L’homme en noir bondit. Se retourne. Il a un calibre mahousse comme le chibre à Béru en pogne.
Va-t-il me dessouder ?
J’attends, indécis, chiquant à l’homme pas inquiet, manière de désamorcer ses bas instincts.
— Arrête un peu l’hécatombe, Marcus ! je soupire. De l’autre côté de la mare, ça allait, mais chez nous ! Sur la tombe de ton vieux ! T’es quand même pas pourri à ce point, mon petit pote !

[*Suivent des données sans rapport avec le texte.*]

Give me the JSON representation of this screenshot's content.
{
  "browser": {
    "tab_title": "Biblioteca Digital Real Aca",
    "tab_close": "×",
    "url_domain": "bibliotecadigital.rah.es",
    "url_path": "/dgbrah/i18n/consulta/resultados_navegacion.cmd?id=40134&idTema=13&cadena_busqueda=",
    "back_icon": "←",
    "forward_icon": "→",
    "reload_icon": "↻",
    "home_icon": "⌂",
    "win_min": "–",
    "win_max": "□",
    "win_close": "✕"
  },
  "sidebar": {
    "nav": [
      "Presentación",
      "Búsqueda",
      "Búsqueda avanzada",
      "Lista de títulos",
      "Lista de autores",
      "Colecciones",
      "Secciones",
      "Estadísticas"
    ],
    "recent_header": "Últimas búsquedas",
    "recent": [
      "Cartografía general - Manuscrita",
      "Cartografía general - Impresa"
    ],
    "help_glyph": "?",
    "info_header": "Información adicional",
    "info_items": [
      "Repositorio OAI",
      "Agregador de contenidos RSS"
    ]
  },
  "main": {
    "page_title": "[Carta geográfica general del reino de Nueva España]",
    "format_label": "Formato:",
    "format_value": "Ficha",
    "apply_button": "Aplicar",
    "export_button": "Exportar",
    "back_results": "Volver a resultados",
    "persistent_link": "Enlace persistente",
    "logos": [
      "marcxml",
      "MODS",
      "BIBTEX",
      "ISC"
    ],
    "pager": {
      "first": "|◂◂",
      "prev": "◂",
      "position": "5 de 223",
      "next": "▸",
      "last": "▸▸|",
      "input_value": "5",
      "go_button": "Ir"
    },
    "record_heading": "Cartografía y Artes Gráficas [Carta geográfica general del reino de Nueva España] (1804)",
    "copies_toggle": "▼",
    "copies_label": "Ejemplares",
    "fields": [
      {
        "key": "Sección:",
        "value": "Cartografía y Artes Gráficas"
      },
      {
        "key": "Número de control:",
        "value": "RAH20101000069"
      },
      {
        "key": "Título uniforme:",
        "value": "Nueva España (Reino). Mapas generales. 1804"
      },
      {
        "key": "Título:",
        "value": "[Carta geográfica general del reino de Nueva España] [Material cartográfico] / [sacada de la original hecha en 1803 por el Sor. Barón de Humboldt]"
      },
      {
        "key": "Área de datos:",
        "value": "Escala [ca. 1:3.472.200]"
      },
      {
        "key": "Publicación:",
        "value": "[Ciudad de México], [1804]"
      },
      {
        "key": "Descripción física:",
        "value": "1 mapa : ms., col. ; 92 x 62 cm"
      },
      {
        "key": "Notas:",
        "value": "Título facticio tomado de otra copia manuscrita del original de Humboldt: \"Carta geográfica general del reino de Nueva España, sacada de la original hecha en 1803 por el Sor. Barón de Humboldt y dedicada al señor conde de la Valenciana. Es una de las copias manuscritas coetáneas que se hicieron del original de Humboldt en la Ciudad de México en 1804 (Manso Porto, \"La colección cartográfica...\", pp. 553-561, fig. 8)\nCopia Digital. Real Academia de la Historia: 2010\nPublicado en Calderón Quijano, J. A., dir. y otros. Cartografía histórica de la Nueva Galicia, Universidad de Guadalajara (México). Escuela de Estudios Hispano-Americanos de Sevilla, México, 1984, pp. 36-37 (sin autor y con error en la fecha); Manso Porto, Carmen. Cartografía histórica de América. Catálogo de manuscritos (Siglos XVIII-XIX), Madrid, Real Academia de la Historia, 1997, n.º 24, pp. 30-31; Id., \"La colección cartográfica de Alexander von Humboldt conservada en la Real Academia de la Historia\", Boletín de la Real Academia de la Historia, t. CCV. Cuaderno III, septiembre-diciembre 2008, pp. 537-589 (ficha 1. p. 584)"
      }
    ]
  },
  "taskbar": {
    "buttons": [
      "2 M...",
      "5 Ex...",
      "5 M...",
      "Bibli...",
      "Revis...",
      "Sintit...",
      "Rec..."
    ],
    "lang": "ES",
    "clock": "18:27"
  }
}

Il rempoche son arquebuse, ôte ses lunettes noires et s’assied sur la pierre tombale de leur caveau bourré de Liloine depuis la guerre de Septante !
— Qu’est-ce que tu fous ici ? grommelle-t-il.
— Tu le demandes ! Mais je t’attendais, Marcus, je t’attendais… Quand j’ai appris le décès de ton dabe qui n’a pu survivre au tien, mon fumier, je me suis dit que s’il restait quelque chose d’humain en toi, ce quelque chose t’amènerait jusqu’à cette tombe, fatalement ! Tu te rends compte si j’ai confiance en l’homme, moi ! Et te voilà ! Le bien a gagné ! Je rigole. Mais tu sais, la vieille, j’en ai morflé plein les gencives avec toi !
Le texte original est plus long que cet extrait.